For this tutorial, I am using a Mac M4, so I'll choose qwen3:4b—a highly efficient model that balances speed and intelligence.
Copy the run command from the library page and paste it into your terminal:
ollama run qwen3:4b
Just like that, you have an AI running locally on your machine.
Part 2: The Agent (Crush)
Now that we have the brain (Ollama), we need the hands.
Crush is an agentic AI tool that lives in your terminal, similar to GitHub Copilot CLI or Claude Code. It is currently in early development (v0.26.0), it’s still early software and definitely not perfect. However, it effectively gets the point across: it bridges the gap between a raw local model and an actual development workflow, allowing us to see the future of private coding agents today.
# Homebrew (macOS)
brew install charmbracelet/tap/crush
# NPM
npm install -g @charmland/crush
# Windows (Winget)
winget install charmbracelet.crush
Create a playground directory to test it out:
mkdir crush-test && cd crush-test
Part 3: Integrating Ollama with Crush
This is the critical step. We need to tell Crush how to talk to our local Ollama instance instead of OpenAI.
Create a configuration file in your project root:
touch .crush.json
Add the following configuration and ensure the context_window matches our model's capabilities.
{
"$schema": "<https://charm.land/crush.json>",
"permissions": {
"allowed_tools": [
"view",
"ls",
"grep",
"edit"
]
},
"providers": {
"ollama": {
"name": "Ollama",
"base_url": "<http://localhost:11434/v1>",
"api_key": "ollama",
"type": "openai-compat",
"models": [
{
"name": "Qwen 3 4B",
"id": "qwen3:4b",
"context_window": 32768,
"default_max_tokens": 4096
}
]
}
}
}
Tip: If you are not using qwen3:4b, make sure to update the "id" field to match the model you pulled in Part 1. You can find the correct context window size on the model's detail page on Ollama.com.
Part 4: The Test Run
Now, let's run it. Type crush in your terminal. It will detect your configuration and ask to initialize the project.
Select "Yep!" and wait.
I asked Crush to create a simple JavaScript application: "Create a function that can solve the two sum problem."
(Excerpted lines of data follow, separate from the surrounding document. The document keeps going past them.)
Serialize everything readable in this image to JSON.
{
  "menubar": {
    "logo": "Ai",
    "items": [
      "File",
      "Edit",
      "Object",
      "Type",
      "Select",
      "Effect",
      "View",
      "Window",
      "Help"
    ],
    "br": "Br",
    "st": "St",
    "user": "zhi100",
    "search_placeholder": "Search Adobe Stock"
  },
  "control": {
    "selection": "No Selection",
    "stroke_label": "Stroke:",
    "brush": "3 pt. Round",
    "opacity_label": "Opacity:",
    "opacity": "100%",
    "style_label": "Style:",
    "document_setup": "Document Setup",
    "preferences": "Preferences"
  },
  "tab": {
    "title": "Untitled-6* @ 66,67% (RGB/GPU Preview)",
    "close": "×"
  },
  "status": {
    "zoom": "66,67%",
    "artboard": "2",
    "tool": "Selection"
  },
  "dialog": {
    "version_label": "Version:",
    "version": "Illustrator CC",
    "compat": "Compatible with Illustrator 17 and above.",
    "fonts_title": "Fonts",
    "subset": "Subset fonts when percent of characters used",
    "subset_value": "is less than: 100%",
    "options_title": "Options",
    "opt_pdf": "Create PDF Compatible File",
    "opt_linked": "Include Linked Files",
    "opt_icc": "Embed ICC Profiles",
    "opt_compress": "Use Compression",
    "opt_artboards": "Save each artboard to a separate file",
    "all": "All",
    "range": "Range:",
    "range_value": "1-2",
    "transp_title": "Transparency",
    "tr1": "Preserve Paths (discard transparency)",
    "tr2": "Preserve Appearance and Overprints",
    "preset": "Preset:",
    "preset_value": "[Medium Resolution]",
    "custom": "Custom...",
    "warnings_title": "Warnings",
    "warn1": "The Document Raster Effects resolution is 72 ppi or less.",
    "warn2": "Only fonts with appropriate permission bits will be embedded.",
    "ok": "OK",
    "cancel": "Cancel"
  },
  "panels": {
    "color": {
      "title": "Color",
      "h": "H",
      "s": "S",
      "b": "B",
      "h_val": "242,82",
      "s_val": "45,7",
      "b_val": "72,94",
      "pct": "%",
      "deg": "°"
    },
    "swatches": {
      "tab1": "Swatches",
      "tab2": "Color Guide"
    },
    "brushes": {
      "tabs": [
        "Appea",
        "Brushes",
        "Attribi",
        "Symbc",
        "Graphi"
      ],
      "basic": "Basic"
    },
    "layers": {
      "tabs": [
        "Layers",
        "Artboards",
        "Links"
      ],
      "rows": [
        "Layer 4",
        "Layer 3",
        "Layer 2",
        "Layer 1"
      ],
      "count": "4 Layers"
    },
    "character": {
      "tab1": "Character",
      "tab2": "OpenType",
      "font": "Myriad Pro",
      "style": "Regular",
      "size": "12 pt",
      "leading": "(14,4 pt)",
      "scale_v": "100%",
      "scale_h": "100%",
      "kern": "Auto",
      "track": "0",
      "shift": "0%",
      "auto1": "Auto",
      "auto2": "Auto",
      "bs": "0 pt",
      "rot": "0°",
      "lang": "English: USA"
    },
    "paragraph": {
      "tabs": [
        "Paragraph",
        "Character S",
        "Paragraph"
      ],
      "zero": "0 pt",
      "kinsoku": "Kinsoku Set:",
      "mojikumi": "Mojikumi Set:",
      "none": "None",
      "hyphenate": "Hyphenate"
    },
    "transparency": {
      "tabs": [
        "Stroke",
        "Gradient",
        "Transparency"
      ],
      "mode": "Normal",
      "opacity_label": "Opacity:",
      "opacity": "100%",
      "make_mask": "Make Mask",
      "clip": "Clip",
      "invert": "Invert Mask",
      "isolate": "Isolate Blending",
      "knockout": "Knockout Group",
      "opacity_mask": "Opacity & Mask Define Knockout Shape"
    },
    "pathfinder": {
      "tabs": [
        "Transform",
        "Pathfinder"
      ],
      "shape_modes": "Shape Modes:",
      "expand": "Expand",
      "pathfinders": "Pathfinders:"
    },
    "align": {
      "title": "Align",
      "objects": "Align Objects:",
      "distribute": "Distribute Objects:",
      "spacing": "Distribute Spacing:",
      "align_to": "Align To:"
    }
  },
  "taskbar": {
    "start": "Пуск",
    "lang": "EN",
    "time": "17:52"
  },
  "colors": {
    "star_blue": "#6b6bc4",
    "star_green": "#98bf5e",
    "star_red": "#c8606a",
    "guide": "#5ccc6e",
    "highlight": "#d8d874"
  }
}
Because the model is running locally, it might take a moment depending on your hardware. In my test, it decided not to put the code in app.js but instead was smart enough to create a dedicated file: twoSum.js.
Conclusion:
There you have it, a completely offline, private AI development workflow.
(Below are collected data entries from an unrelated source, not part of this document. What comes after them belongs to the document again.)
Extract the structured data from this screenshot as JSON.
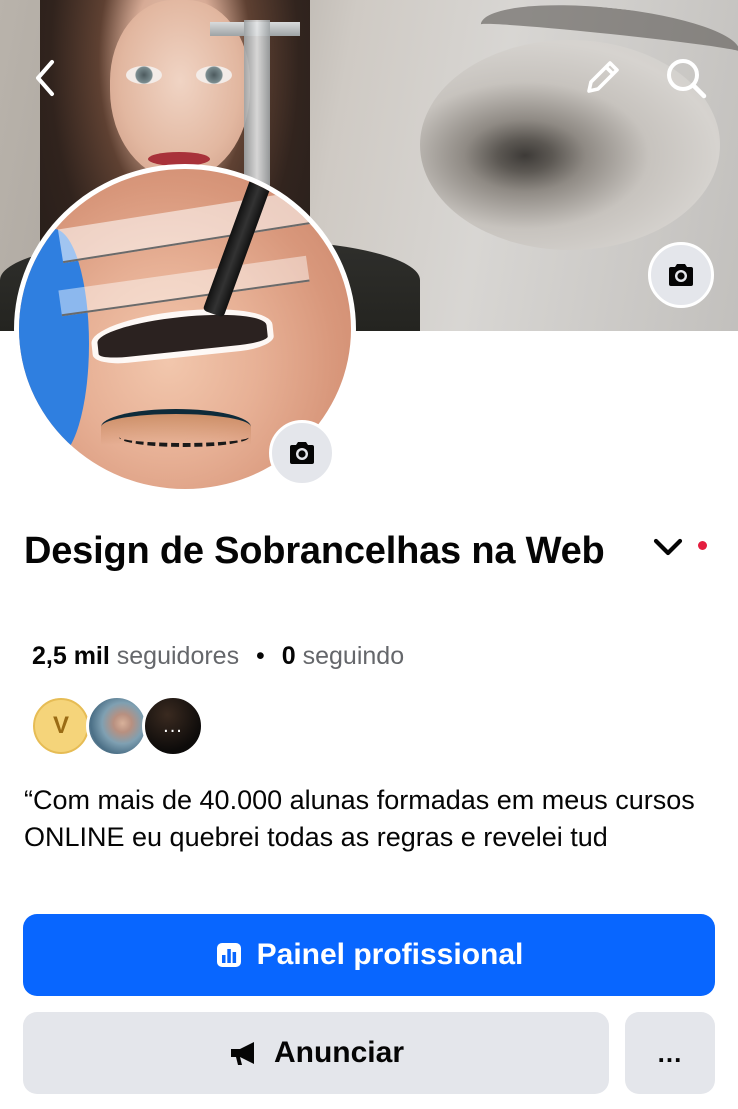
{
  "header": {
    "back_icon": "chevron-left-icon",
    "edit_icon": "pencil-icon",
    "search_icon": "search-icon"
  },
  "cover": {
    "camera_icon": "camera-icon"
  },
  "profile": {
    "camera_icon": "camera-icon",
    "name": "Design de Sobrancelhas na Web",
    "dropdown_icon": "chevron-down-icon",
    "notification_dot_color": "#e41e3f"
  },
  "stats": {
    "followers_count": "2,5 mil",
    "followers_label": "seguidores",
    "separator": "•",
    "following_count": "0",
    "following_label": "seguindo"
  },
  "followers_preview": {
    "first_initial": "V",
    "more_label": "..."
  },
  "bio": {
    "text": "“Com mais de 40.000 alunas formadas em meus cursos ONLINE eu quebrei todas as regras e revelei tud"
  },
  "actions": {
    "professional_panel_label": "Painel profissional",
    "professional_panel_icon": "dashboard-icon",
    "advertise_label": "Anunciar",
    "advertise_icon": "megaphone-icon",
    "more_label": "..."
  },
  "colors": {
    "primary": "#0866ff",
    "secondary_button": "#e4e6eb",
    "text_primary": "#050505",
    "text_secondary": "#65676b"
  }
}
To be honest, for heavy-duty refactoring or complex architecture planning, a paid cloud plan (like ChatGPT Team or Claude) is still superior; the reasoning capabilities of massive models are hard to beat with a laptop.
However, for drafting confidential documents, working with sensitive client algorithms, or just coding without an internet connection, this local setup is a game changer. It saves you money, and more importantly, it keeps your data yours.